Des pêcheurs ont vécu «35 secondes d’enfer»

Joey LeBouthillier pêche le crabe depuis une trentaine d’années. Des tempêtes, il en a vu plusieurs, mais rarement une comme celle de jeudi soir. Le pêcheur de Caraquet et ses collègues se trouvaient au large, dans le golfe du Saint-Laurent, au moment des perturbations.

«On est allé prendre notre souper. Après, il nous restait environ 40 trappes à sortir de l’eau. On voyait les éclairs dans le ciel, mais ils n’avaient pas l’air normaux. À un moment donné, j’ai dit qu’il était pour arriver quelque chose, c’est certain. Quand on est sorti sur le pont du bateau, le vent s’est levé. L’air était chaud. Quand ç’a fessé, c’était comme une tornade.»

«Il y a eu des vagues, des éclairs, du tonnerre, un déluge de pluie.»

Le pire de la tempête a duré à peine une minute, dit Joey LeBouthiller, mais l’équipage a dû ensuite endurer de piètres conditions météorologiques lors du voyage de retour à Caraquet, un périple d’environ 10 heures.

«Le pire a duré 30 à 35 secondes, mais c’était 30 à 35 secondes d’enfer. J’ai eu peur pour ma vie. J’ai eu peur pour les gars.»

Le choc de sa vie

Mario Henry, employé de Northeast Tree Trimming, dans le parc industriel de Caraquet, a eu le choc de sa vie jeudi soir alors qu’il terminait un projet personnel après les heures de travail dans un garage de l’entreprise. Il réparait un foyer en métal qu’il utilise pour le camping.

Gino LeBlanc (à gauche) et Mario Henry (à droite) réexaminent des images captées par des caméras de surveillance. Jeudi soir, Mario Henry a été foudroyé par une décharge électrique. –
Acadie Nouvelle: David Caron

Vers 20h27, il a été foudroyé par une décharge électrique, raconte son employeur, Gino LeBlanc.

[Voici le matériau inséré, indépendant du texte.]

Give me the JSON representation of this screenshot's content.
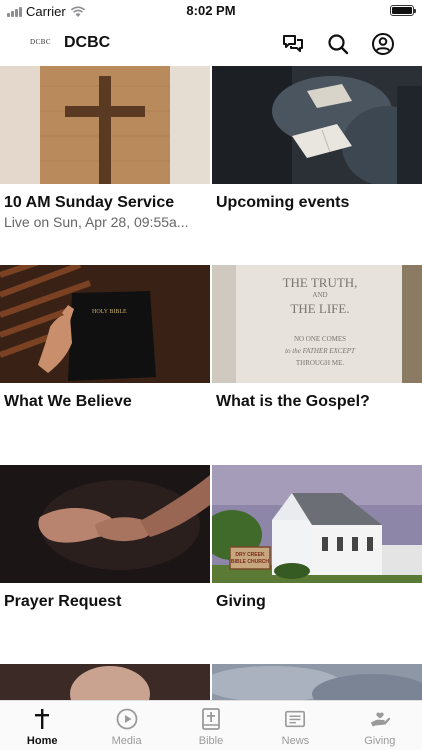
{
  "status_bar": {
    "carrier": "Carrier",
    "time": "8:02 PM"
  },
  "header": {
    "logo_text": "DCBC",
    "title": "DCBC",
    "icons": [
      "chat-icon",
      "search-icon",
      "profile-icon"
    ]
  },
  "cards": [
    {
      "title": "10 AM Sunday Service",
      "subtitle": "Live on Sun, Apr 28, 09:55a...",
      "image": "wooden-cross-photo"
    },
    {
      "title": "Upcoming events",
      "subtitle": "",
      "image": "people-reading-bibles-photo"
    },
    {
      "title": "What We Believe",
      "subtitle": "",
      "image": "hand-on-holy-bible-photo",
      "image_text": "HOLY BIBLE"
    },
    {
      "title": "What is the Gospel?",
      "subtitle": "",
      "image": "bible-page-photo",
      "image_text": [
        "THE TRUTH,",
        "AND",
        "THE LIFE.",
        "NO ONE COMES",
        "to the FATHER EXCEPT",
        "THROUGH ME."
      ]
    },
    {
      "title": "Prayer Request",
      "subtitle": "",
      "image": "open-hands-photo"
    },
    {
      "title": "Giving",
      "subtitle": "",
      "image": "white-church-photo",
      "image_text": [
        "DRY CREEK",
        "BIBLE CHURCH"
      ]
    },
    {
      "title": "",
      "subtitle": "",
      "image": "partial-photo-hands"
    },
    {
      "title": "",
      "subtitle": "",
      "image": "partial-photo-sky"
    }
  ],
  "tabs": [
    {
      "label": "Home",
      "icon": "cross-icon",
      "active": true
    },
    {
      "label": "Media",
      "icon": "play-circle-icon",
      "active": false
    },
    {
      "label": "Bible",
      "icon": "bible-icon",
      "active": false
    },
    {
      "label": "News",
      "icon": "news-icon",
      "active": false
    },
    {
      "label": "Giving",
      "icon": "giving-hand-icon",
      "active": false
    }
  ],
  "colors": {
    "active_tab": "#111111",
    "inactive_tab": "#9a9a9a",
    "subtitle": "#666666"
  }
}
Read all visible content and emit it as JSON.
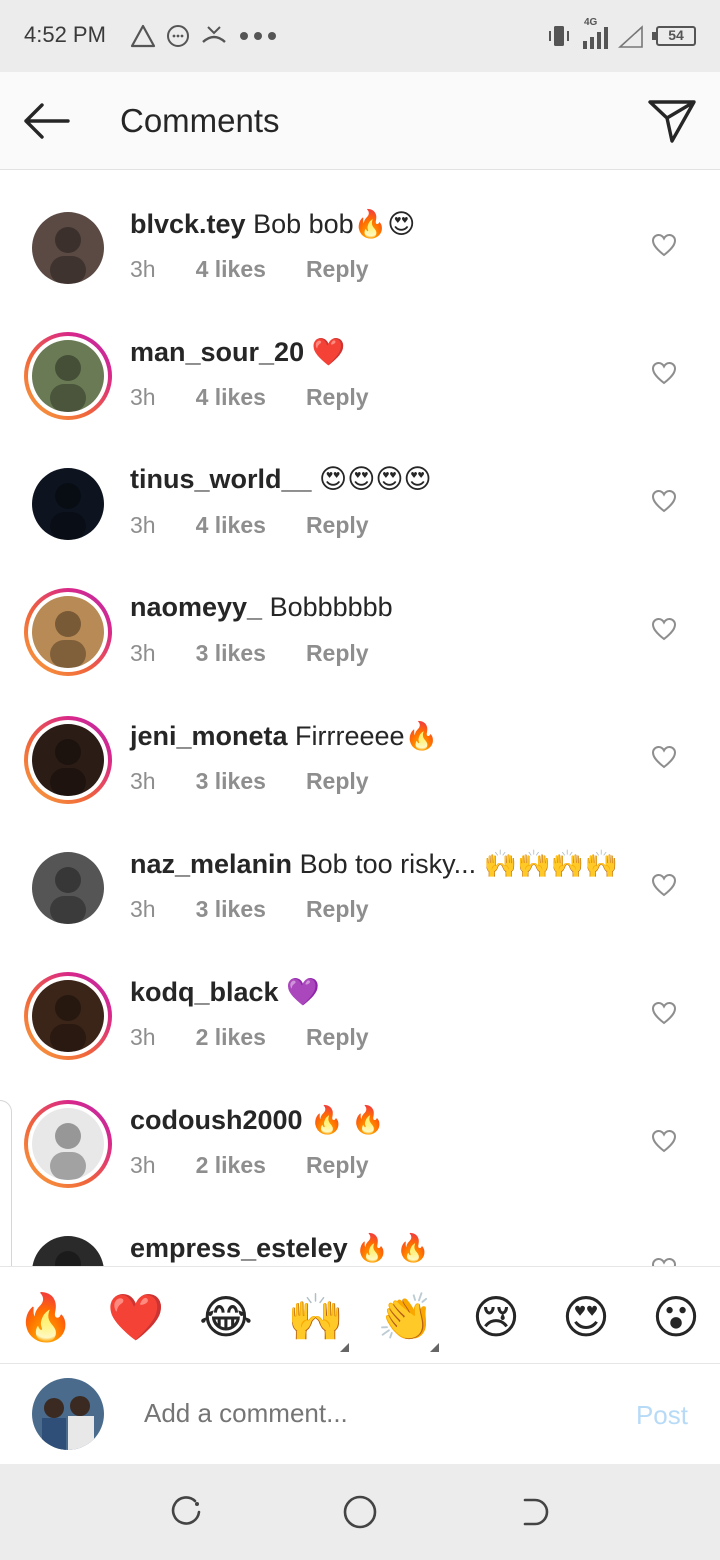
{
  "status_bar": {
    "time": "4:52 PM",
    "network": "4G",
    "battery": "54",
    "icons_left": [
      "warning-icon",
      "message-icon",
      "missed-call-icon",
      "more-dots-icon"
    ],
    "icons_right": [
      "vibrate-icon",
      "signal-icon",
      "signal-empty-icon",
      "battery-icon"
    ]
  },
  "header": {
    "title": "Comments",
    "back_icon": "arrow-left-icon",
    "share_icon": "paper-plane-icon"
  },
  "comments": [
    {
      "username": "blvck.tey",
      "text": " Bob bob🔥😍",
      "time": "3h",
      "likes": "4 likes",
      "reply": "Reply",
      "has_story_ring": false,
      "avatar_color": "#5b4a44"
    },
    {
      "username": "man_sour_20",
      "text": " ❤️",
      "time": "3h",
      "likes": "4 likes",
      "reply": "Reply",
      "has_story_ring": true,
      "avatar_color": "#6a7a55"
    },
    {
      "username": "tinus_world__",
      "text": " 😍😍😍😍",
      "time": "3h",
      "likes": "4 likes",
      "reply": "Reply",
      "has_story_ring": false,
      "avatar_color": "#0d1420"
    },
    {
      "username": "naomeyy_",
      "text": " Bobbbbbb",
      "time": "3h",
      "likes": "3 likes",
      "reply": "Reply",
      "has_story_ring": true,
      "avatar_color": "#b88a55"
    },
    {
      "username": "jeni_moneta",
      "text": " Firrreeee🔥",
      "time": "3h",
      "likes": "3 likes",
      "reply": "Reply",
      "has_story_ring": true,
      "avatar_color": "#2b1c16"
    },
    {
      "username": "naz_melanin",
      "text": " Bob too risky... 🙌🙌🙌🙌",
      "time": "3h",
      "likes": "3 likes",
      "reply": "Reply",
      "has_story_ring": false,
      "avatar_color": "#555555"
    },
    {
      "username": "kodq_black",
      "text": " 💜",
      "time": "3h",
      "likes": "2 likes",
      "reply": "Reply",
      "has_story_ring": true,
      "avatar_color": "#3b2418"
    },
    {
      "username": "codoush2000",
      "text": " 🔥 🔥",
      "time": "3h",
      "likes": "2 likes",
      "reply": "Reply",
      "has_story_ring": true,
      "avatar_color": "#e8e8e8"
    },
    {
      "username": "empress_esteley",
      "text": " 🔥 🔥",
      "time": "",
      "likes": "",
      "reply": "",
      "has_story_ring": false,
      "avatar_color": "#2a2a2a"
    }
  ],
  "emoji_bar": {
    "emojis": [
      "🔥",
      "❤️",
      "😂",
      "🙌",
      "👏",
      "😢",
      "😍",
      "😮"
    ]
  },
  "composer": {
    "placeholder": "Add a comment...",
    "post_label": "Post",
    "post_color": "#b7dbf7"
  },
  "nav_bar": {
    "icons": [
      "recent-apps-icon",
      "home-icon",
      "back-nav-icon"
    ]
  }
}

L’incident a été capté par les caméras de surveillance. Mario Henry ne se souvient plus vraiment de ce qui s’est passé pendant les huit minutes suivantes.

«Il ne savait plus trop ce qui venait de se passer. Il m’a dit qu’il avait les bras engourdis. Les doigts, les jambes, les pieds, les orteils aussi. Quand il m’a appelé, ça m’a pris peut-être deux minutes avant que j’arrive», dit Gino LeBlanc.

L’entrepreneur ne comprend pas trop comment l’incident s’est produit. Mario Henry travaillait dans un environnement sec et fermé, sur un plancher de ciment. Il portait aussi des bottes et des gants conçus pour être résistants aux décharges électriques.

Mario Henry a été transporté à l’hôpital jeudi soir vers 22h30. Il a reçu son congé le lendemain vers midi. Il se compte chanceux, malgré la douleur.

«Ça s’améliore. Je vais pouvoir prendre le dessus. À l’hôpital, ils m’ont dit que ça prendrait deux mois pour que le mal s’en aille», dit Mario Henry.